Die belangte Behörde ist erkennbar - und zutreffend - davon ausgegangen, dass der Beschuldigte ein Kontrollsystem in der von der einschlägigen Judikatur geforderten Qualität, die insbesondere durch die im Detail vom Beschuldigten selbst darzustellenden Maßnahmen (va. disziplinärer und besoldungsmäßiger Natur) zur Hintanhaltung weisungswidrigen Verhaltens von Arbeitnehmern geprägt zu sein hat, schon nicht glaubhaft gemacht hatte. Auch dieser Umstand aber stand der Anwendung des § 21 Abs.1 VStG entgegen.

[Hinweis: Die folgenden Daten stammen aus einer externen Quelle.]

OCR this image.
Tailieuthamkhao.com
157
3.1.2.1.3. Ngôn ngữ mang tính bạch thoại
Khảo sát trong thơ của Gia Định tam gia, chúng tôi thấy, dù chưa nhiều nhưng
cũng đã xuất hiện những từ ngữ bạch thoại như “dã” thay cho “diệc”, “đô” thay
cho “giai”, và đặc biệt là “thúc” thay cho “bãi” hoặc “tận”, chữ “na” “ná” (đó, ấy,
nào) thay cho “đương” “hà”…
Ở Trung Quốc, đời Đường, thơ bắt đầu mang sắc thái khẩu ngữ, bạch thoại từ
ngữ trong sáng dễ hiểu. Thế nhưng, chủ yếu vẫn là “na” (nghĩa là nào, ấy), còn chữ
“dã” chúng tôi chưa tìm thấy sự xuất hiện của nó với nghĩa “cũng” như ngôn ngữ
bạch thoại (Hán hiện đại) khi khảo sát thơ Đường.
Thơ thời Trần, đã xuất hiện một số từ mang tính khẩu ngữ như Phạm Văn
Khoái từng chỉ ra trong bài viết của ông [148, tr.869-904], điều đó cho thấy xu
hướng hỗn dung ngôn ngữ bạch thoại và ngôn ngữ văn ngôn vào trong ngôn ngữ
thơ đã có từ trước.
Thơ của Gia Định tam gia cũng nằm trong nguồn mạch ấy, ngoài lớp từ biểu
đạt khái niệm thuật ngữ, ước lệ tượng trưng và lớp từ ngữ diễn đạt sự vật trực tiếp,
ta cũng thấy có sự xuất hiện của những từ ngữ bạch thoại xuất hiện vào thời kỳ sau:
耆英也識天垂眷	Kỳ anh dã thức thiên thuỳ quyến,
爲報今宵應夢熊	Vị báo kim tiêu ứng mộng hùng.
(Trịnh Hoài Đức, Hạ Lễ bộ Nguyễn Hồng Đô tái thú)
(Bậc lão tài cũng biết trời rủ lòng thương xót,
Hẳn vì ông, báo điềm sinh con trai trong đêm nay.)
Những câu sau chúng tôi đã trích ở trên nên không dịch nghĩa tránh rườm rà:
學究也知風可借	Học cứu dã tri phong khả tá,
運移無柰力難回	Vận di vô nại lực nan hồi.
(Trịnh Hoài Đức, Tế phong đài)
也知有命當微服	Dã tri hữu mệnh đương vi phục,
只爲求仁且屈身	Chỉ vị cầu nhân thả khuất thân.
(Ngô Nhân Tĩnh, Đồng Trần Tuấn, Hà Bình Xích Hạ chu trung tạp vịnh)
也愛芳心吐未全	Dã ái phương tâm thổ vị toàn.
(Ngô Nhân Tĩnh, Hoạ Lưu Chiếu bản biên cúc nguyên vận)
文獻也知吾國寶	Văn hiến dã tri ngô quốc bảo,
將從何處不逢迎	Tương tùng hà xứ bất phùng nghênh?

Besondere Milderungsgründe hat der Berufungswerber nicht geltend gemacht und waren auch vom Unabhängigen Verwaltungssenat nicht aufzugreifen. Auch persönliche Umstände (wirtschaftlicher Art; Sorgepflichten), die gegen die Verhängung einer Geldstrafe in der beantragten Höhe sprechen könnten, wurden nicht vorgetragen.
 
Aus allen diesen Gründen war die vom AI als Berufungswerberin beantragte Geldstrafe als in dieser Höhe tat- und täterangemessen zu verhängen.
Die gleichzeitige, erstmalige Festsetzung einer Ersatzfreiheitsstrafe gründet sich auf § 16 Abs.1 VStG in Verbindung mit Art.3 Abs.3 BVGPersFreiheit und ist eben dadurch in Konstellationen wie vorliegend nur deswegen statthaft, weil sie durch den Unabhängigen Verwaltungssenat und somit von einem iS des Art.6 Abs.1 MRK unabhängigen und unparteiischen Tribunal verhängt wurde (vgl. h. Erkenntnis vom 7.8.1998, VwSen-280329/14/Ga/Km; mit Vorjudikatur).
 
Zu Kostenbeiträgen war der Bestrafte entgegen § 64 und § 65 VStG nicht zu verpflichten, weil er nicht selbst Berufungswerber war (vgl Erk. VwGH vom 19.5.1993, 92/09/0031).
 
 

Rechtsmittelbelehrung:
Gegen diesen Bescheid ist kein ordentliches Rechtsmittel zulässig.
 

Hinweis:
Gegen diesen Bescheid kann innerhalb von sechs Wochen ab seiner Zustellung eine Beschwerde an den Verfassungsgerichtshof und/oder an den Verwaltungsgerichtshof erhoben werden; diese muss - von gesetzlichen Ausnahmen abgesehen - jeweils von einem Rechtsanwalt unterschrieben sein. Für jede dieser Beschwerden ist eine Gebühr von 180 € zu entrichten.